Plusieurs commentateurs ont souligné que les bicitaxis, tricycles et voitures à traction animale sont devenus l'un des rares moyens disponibles pour transporter la population en raison du manque de carburant et de la disponibilité limitée de véhicules.

D'autres utilisateurs ont critiqué les difficultés à obtenir un permis de conduire dans le pays, soulignant que le processus peut être long et coûteux pour ceux qui dépendent de ces moyens comme source de revenus.

Il y a aussi ceux qui ont remis en question le fait que les autorités concentrent leurs efforts sur la sanction de ces transporteurs tandis que d'autres problèmes, qui affectent directement la vie quotidienne des Cubains, persistent, comme l'augmentation des prix des aliments ou le manque de transport public suffisant pour répondre à la demande.

La publication du profil officiel après l'opération de mercredi, qui a abouti à la retenue de plus de 200 motos et d'au moins 20 voitures dans la ville, selon des plaintes reçues par le journaliste indépendant Yosmany Mayeta Labrada.

L'opération d'avril dépasse en ampleur celle enregistrée le 19 février, lorsque les autorités ont immobilisé 181 véhicules, y compris des motos, des tricycles électriques et des tricycles à moteur au Centre Provincial de Dépôt de Santiago de Cuba, invoquant des infractions à la Loi 109 du Code de la Sécurité Routière.

En cette occasion, la station officielle CMKC a rapporté que les véhicules avaient été retenus pour stationnement interdit, conduite sans permis, mauvais état technique et modifications illégales sur les pots d'échappement.

L'impact de ces actions est particulièrement sévère en raison de l'effondrement des transports en commun dans la province.
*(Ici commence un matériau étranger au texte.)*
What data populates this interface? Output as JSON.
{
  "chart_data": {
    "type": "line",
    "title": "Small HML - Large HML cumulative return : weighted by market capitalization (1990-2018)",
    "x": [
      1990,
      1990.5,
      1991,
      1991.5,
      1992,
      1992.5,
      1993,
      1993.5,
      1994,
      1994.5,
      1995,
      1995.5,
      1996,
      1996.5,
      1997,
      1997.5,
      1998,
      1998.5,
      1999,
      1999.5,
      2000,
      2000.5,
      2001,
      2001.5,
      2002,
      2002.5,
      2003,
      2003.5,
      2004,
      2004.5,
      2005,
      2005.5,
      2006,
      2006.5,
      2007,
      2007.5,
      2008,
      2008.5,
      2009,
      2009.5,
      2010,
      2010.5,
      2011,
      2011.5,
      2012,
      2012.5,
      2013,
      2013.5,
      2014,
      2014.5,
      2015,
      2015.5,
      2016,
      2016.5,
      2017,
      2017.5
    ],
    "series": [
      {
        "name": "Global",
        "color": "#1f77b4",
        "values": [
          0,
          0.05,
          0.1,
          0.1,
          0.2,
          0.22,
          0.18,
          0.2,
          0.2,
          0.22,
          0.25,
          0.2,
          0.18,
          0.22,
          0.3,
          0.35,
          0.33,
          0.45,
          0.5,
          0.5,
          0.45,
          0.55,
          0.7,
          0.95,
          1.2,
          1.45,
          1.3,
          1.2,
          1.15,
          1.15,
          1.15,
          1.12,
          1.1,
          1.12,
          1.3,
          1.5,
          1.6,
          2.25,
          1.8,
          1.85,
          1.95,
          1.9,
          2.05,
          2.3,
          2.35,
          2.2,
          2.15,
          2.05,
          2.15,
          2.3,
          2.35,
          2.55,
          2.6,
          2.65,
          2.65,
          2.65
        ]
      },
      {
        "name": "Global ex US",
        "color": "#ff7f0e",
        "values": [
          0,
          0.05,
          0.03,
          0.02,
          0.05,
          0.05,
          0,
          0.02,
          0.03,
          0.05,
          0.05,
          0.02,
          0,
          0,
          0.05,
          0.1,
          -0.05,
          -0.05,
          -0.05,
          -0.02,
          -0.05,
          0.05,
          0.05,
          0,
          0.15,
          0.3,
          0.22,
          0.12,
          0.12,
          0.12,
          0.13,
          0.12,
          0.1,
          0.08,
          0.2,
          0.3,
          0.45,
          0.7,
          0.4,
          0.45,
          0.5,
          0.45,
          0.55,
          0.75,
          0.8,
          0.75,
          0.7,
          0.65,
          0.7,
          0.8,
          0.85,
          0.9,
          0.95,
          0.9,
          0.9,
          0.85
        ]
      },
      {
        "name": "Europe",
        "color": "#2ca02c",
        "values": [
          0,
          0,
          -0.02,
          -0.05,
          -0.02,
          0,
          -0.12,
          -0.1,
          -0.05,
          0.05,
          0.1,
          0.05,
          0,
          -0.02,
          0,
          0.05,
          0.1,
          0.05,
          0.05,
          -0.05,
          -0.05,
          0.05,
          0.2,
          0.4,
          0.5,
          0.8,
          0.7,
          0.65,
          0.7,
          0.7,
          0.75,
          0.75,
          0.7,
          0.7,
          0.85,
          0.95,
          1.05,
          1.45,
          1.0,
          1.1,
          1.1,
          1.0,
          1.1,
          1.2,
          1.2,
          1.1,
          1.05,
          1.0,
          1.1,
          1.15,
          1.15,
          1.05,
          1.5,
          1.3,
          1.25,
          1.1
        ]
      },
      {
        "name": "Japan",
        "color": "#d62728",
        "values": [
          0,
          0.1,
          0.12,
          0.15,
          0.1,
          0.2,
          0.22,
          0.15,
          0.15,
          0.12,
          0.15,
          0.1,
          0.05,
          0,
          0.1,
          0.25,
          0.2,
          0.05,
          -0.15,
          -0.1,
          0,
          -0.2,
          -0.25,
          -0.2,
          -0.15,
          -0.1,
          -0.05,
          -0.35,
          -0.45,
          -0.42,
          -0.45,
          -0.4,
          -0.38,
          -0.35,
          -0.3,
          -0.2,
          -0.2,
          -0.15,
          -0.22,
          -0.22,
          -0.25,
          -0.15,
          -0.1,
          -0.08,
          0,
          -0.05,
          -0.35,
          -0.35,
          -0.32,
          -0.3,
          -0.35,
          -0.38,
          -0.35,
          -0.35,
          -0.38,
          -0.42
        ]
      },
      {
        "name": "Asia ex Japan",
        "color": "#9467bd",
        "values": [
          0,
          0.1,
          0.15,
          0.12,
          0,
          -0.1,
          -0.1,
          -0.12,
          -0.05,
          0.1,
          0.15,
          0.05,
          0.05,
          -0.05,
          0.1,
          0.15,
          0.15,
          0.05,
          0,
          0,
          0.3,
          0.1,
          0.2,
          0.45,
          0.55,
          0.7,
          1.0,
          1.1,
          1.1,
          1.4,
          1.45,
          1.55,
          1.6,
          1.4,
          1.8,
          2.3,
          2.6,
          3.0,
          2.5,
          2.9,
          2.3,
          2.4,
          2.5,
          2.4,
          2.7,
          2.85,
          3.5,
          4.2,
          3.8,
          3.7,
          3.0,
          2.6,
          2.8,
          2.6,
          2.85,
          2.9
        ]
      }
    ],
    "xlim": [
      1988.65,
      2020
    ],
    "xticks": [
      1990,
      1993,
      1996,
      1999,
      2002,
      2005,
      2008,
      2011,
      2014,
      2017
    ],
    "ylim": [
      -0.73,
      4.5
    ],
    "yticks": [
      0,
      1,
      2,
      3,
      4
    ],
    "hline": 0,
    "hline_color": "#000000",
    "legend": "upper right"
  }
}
Parmi les 196 routes existantes à Santiago de Cuba, seulement 126 sont en service —soit 64,3%— avec des fréquences réduites en raison de la pénurie de carburant, de pièces de rechange et de la détérioration de près de 70% des voies.

Dans ce vide, les motos, les tricycles électriques et les voitures de transport informel sont devenus la colonne vertébrale de la mobilité quotidienne de milliers de santiagais, qui n'ont pas d'autres alternatives pour se déplacer dans la ville.

La situation est encore plus contradictoire si l'on considère qu'en février 2026, le Ministère des Transports a délivré des licences temporaires pour les motos et les tricycles sans immatriculation, valables jusqu'en décembre 2026

Ainsi, le 24 mars est entrée en vigueur la Résolution 7/2025 du Minint, qui a élargi le nombre de chiffres sur les plaques des motos et des cyclomoteurs de cinq à six pour régulariser des milliers de véhicules sans plaque.